Ataques dos EUA ao Irã
Briefings de Risco e Benefícios
Antes dos ataques dos Estados Unidos ao Irã, ocorridos no sábado, dia 28, o presidente Donald Trump recebeu briefings detalhados que abordaram os riscos e os potenciais benefícios da operação militar. Um funcionário americano que se comunicou com a agência Reuters informou que os relatórios incluíam avaliações diretas sobre a possibilidade de grandes perdas americanas, mas também ressaltaram a oportunidade de promover uma mudança significativa na dinâmica estratégica do Oriente Médio, favorecendo os interesses dos EUA.
Operação Fúria Épica
O Pentágono nomeou a ofensiva como “Operação Fúria Épica”. Esta ação levou a região a um estado de conflito imprevisível, resultando em ataques a diversos alvos localizados em todo o território iraniano, além de retaliações do Irã contra Israel e países árabes das nações do Golfo.

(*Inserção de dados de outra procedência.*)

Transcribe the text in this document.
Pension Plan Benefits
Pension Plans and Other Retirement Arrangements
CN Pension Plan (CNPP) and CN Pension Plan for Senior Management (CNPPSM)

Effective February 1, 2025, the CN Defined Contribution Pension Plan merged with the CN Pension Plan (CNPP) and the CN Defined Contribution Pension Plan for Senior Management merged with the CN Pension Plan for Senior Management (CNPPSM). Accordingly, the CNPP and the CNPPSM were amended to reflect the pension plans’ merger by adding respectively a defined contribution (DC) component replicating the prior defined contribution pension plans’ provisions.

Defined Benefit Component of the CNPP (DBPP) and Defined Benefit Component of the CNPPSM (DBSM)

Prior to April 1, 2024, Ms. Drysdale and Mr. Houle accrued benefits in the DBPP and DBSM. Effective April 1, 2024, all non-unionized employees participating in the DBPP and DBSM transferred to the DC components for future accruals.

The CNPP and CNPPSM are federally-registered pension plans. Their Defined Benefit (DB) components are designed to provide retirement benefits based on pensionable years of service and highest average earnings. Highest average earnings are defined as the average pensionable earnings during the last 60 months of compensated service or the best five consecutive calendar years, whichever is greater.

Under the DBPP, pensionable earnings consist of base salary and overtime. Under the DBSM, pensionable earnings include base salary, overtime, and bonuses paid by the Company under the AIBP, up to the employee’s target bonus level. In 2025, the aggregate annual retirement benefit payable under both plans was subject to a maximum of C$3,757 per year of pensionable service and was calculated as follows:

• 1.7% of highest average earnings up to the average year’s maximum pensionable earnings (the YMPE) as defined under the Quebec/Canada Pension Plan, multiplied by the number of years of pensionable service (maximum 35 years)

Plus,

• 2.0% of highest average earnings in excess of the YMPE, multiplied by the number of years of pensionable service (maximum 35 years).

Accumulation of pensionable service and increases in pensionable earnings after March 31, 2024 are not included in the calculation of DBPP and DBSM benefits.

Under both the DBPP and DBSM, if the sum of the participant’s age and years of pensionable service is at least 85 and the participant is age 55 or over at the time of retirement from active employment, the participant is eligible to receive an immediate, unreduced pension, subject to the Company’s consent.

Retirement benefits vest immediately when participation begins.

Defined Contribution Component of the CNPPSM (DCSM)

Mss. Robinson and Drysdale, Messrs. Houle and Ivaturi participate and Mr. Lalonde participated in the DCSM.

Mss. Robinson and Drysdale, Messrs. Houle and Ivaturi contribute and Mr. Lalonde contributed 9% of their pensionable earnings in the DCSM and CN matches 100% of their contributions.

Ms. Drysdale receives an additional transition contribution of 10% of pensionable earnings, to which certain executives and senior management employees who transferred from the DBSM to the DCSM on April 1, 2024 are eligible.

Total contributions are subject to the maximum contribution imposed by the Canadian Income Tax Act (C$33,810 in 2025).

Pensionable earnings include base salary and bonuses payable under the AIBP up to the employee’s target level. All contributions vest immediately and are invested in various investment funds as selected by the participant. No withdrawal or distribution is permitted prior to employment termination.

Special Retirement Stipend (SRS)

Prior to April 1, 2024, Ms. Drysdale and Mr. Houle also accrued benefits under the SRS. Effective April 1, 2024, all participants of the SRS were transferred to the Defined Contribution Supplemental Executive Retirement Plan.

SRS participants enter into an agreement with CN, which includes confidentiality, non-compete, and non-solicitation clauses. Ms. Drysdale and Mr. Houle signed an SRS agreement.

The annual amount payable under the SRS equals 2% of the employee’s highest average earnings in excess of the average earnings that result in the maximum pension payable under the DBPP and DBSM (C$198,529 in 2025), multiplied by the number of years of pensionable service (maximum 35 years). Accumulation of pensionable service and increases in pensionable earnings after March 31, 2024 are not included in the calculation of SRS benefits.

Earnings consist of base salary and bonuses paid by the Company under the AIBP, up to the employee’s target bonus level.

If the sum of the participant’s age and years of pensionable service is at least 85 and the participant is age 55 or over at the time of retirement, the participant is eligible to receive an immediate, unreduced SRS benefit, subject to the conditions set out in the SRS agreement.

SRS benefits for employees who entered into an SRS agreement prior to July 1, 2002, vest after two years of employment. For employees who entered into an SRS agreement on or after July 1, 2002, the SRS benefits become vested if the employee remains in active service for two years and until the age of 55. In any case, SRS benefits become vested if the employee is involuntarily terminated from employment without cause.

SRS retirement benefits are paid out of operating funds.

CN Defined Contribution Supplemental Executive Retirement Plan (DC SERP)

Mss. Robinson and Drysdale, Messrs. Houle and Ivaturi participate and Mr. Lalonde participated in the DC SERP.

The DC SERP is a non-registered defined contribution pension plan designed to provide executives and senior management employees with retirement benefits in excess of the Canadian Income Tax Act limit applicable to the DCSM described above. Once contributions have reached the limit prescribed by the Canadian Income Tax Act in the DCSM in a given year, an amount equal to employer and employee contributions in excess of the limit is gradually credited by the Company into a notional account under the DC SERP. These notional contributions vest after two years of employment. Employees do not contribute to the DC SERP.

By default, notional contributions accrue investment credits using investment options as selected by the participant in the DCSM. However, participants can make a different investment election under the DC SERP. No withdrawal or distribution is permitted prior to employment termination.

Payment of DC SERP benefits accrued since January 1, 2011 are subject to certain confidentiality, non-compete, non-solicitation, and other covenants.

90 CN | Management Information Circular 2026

Uma fonte oficial descreveu a operação como de alto risco, mas com potenciais altos retornos.
Reconhecimento dos Perigos
Trump reconheceu os perigos associados ao início da operação, afirmando que “as vidas de corajosos heróis americanos podem ser perdidas”. Contudo, ele enfatizou que a ação é uma “missão nobre” voltada para o futuro. O presidente declarou, em um vídeo, que “por 47 anos, o regime iraniano bradou ‘morte à América’ e conduziu uma campanha interminável de derramamento de sangue… Não vamos tolerar isso por mais tempo”.
Consultas na Casa Branca
Nos dias que antecederam os ataques, Trump recebeu briefings de diversas autoridades, incluindo o diretor da CIA, John Ratcliffe; o general Dan Caine, chefe do Estado-Maior Conjunto; o secretário de Defesa Pete Hegseth; e o secretário de Estado Marco Rubio. O almirante Brad Cooper, comandante das forças americanas no Oriente Médio, também participou das discussões na Casa Branca.
Alertas sobre os Riscos
Uma segunda autoridade americana destacou que a Casa Branca foi informada sobre os riscos da operação, incluindo a possibilidade de ataques retaliatórios por parte do Irã a bases americanas e ações de grupos armados financiados pelo Irã no Iraque e na Síria. Mesmo com o envio de reforços militares, os sistemas de defesa aérea estavam cientes de suas limitações, o que aumentava a incerteza em relação ao desenrolar do conflito.
Fragmentação da Oposição Iraniana
Especialistas advertiram que a oposição interna no Irã se encontra fragmentada, o que torna incerto o impacto que pressões externas podem ter sobre o regime. Essa análise foi compartilhada por Nicole Grajewski, da Carnegie Endowment for International Peace.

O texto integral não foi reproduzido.